Ende 1908 zog die Familie nach Bad Kissingen, und ihre Eltern etablierten dort in der Kurhausstraße 6 (frühere Zählung - heute 11)  ein international anerkanntes Sanatorium für Herz-Kreislauf-und Magen-Darm-Erkrankungen, Nervenleiden sowie Stoffwechsel- und Essstörungen. Dr. Pick war als Chefarzt für die medizinische Leitung des Sanatoriums verantwortlich und Veras Mutter für die Leitung des Hauses und der Küche.

1913 wurde ihr jüngerer Bruder Werner Rolf Theodor in der Kurstadt geboren. Trotz des Krieges und der nachfolgenden Inflationszeit hatten sie und Werner eine glückliche Kindheit. Obwohl ihre Eltern sehr streng waren, vor allem ihr Vater, wurden sie von den Gästen und Mitarbeitern des Sanatoriums verwöhnt und genossen die Annehmlichkeiten und den ausgezeichneten Service des Hauses. Während der Kursaison sahen sie ihre viel beschäftigten Eltern eigentlich nur zu den Essenszeiten, doch in den Wintermonaten, als das Sanatorium geschlossen war, mieteten ihre Eltern oft eine Wohnung in den Bergen (Garmisch-Partenkirchen, Oberstdorf, Berchtesgaden), wo sie in einfacher, aber gemütlicher Umgebung ein normales Familienleben führen konnten. Man konnte rodeln, eingeschränkt Skifahren - ohne Lifte und spazieren gehen.

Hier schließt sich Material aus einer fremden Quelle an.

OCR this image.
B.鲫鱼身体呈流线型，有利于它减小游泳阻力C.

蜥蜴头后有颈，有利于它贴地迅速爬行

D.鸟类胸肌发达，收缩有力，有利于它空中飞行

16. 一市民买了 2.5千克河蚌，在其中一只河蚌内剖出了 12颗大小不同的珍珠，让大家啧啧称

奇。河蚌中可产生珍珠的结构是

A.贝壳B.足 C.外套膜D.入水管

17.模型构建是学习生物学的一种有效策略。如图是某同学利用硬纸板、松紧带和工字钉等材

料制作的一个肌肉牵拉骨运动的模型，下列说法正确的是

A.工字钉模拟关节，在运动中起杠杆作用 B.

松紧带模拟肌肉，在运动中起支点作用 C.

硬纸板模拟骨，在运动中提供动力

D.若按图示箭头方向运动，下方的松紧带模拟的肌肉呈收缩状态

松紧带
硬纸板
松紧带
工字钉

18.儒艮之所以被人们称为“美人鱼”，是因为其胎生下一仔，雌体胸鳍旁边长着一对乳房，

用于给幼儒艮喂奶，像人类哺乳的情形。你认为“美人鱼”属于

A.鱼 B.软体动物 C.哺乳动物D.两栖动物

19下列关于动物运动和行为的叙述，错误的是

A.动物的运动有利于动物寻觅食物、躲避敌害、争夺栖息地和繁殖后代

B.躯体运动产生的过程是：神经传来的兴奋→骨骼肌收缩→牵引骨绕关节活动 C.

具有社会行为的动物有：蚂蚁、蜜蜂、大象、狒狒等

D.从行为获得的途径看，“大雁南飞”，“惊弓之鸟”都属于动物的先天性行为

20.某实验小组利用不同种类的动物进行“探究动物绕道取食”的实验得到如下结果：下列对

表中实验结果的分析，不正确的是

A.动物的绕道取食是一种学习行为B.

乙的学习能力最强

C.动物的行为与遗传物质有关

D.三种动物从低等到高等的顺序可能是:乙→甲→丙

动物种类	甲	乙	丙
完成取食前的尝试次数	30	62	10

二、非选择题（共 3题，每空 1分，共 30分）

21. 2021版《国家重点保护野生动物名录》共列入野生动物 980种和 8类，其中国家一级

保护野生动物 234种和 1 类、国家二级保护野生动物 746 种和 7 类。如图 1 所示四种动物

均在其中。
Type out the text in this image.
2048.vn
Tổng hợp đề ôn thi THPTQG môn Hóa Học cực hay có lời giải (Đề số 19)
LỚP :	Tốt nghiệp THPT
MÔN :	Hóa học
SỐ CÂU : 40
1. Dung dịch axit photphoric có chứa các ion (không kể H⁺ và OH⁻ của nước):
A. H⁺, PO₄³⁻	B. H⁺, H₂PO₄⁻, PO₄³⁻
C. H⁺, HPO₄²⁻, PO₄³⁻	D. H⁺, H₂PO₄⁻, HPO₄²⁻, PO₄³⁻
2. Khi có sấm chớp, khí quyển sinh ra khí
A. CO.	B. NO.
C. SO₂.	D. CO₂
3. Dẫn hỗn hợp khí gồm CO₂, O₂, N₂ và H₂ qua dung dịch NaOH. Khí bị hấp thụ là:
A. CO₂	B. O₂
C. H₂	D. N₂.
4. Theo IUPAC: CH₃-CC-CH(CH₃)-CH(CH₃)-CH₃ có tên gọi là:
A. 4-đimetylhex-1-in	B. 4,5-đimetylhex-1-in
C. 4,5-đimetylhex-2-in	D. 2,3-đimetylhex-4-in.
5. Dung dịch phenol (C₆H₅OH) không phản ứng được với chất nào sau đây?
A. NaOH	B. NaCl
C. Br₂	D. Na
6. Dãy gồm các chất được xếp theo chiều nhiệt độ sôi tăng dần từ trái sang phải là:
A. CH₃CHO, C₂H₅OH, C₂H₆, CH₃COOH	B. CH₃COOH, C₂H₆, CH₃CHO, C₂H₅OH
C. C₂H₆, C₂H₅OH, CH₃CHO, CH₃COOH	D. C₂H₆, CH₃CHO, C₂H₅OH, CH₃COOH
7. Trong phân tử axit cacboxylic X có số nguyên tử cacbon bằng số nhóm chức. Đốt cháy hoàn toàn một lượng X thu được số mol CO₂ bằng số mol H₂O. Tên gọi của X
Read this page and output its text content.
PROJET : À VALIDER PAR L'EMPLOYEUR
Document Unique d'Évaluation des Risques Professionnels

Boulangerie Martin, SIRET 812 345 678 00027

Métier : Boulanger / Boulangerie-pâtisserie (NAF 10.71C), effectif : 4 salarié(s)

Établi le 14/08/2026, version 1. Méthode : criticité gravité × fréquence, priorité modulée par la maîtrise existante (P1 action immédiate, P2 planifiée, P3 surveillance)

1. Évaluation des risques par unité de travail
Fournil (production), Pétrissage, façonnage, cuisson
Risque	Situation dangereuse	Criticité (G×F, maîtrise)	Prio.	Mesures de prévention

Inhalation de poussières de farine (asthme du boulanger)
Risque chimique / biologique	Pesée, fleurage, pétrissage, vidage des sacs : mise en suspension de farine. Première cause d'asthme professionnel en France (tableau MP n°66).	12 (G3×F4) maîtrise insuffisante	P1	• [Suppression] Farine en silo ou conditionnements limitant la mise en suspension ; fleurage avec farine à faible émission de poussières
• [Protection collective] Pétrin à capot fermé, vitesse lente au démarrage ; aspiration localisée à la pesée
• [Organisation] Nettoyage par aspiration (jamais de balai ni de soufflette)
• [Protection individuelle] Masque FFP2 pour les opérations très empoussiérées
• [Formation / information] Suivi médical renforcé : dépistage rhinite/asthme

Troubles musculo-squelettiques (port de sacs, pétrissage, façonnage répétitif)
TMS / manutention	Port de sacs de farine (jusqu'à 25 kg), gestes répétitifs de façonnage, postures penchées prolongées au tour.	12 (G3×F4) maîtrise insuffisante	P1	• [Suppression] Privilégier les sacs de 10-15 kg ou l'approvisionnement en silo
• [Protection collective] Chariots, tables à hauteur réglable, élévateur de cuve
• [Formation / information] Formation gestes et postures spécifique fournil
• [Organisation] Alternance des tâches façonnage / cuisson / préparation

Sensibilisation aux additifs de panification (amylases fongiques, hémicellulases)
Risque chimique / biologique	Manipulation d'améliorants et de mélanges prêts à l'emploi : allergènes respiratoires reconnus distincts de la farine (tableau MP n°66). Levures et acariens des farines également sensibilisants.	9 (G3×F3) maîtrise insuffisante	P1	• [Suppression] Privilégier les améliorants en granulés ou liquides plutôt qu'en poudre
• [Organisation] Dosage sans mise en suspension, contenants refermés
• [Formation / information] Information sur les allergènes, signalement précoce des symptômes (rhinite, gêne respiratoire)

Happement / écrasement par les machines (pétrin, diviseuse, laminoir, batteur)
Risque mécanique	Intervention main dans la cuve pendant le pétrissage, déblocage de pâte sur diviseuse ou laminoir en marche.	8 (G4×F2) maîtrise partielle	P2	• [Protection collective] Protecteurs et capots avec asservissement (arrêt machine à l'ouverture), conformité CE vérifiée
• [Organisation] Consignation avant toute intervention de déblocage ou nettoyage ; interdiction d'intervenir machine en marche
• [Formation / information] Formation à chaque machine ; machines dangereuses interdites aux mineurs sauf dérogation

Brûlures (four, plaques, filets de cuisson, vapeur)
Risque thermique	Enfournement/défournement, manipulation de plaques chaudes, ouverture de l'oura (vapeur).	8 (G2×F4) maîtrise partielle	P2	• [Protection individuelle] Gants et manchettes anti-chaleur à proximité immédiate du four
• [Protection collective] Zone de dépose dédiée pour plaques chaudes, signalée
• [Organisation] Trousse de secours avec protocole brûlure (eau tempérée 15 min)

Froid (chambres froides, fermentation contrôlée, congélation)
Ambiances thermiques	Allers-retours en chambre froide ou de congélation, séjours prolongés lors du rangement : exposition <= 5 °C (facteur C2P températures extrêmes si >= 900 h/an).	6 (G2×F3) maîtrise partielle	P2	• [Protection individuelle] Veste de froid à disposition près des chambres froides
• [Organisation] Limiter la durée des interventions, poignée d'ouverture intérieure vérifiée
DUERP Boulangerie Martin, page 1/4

Da ihre Eltern in Bad Kissingen keine geeignete Schule für Vera fanden, schickten sie ihre Tochter an die die 1910 gegründete Odenwaldschule in Heppenheimexterner Link, die als Vorzeigeschule der Reformpädagogik galt, aber es fiel Vera schwer - wie ihr Bruder in seinen Erinnerungen schreibt - „selbst die begrenzte Disziplin an dieser Schule zu akzeptieren, also verließ sie diese, sobald dies für die Eltern und die Schulbehörde akzeptabel war. Sie war hochintelligent, aber es fehlte ihr an Fleiß. Infolgedessen hatte sie viele verschiedene Karrieren in ihrem Leben - keine davon war allerdings wirklich erfolgreich" (Werner Pick, My Memoirs, Claygate, August 2002).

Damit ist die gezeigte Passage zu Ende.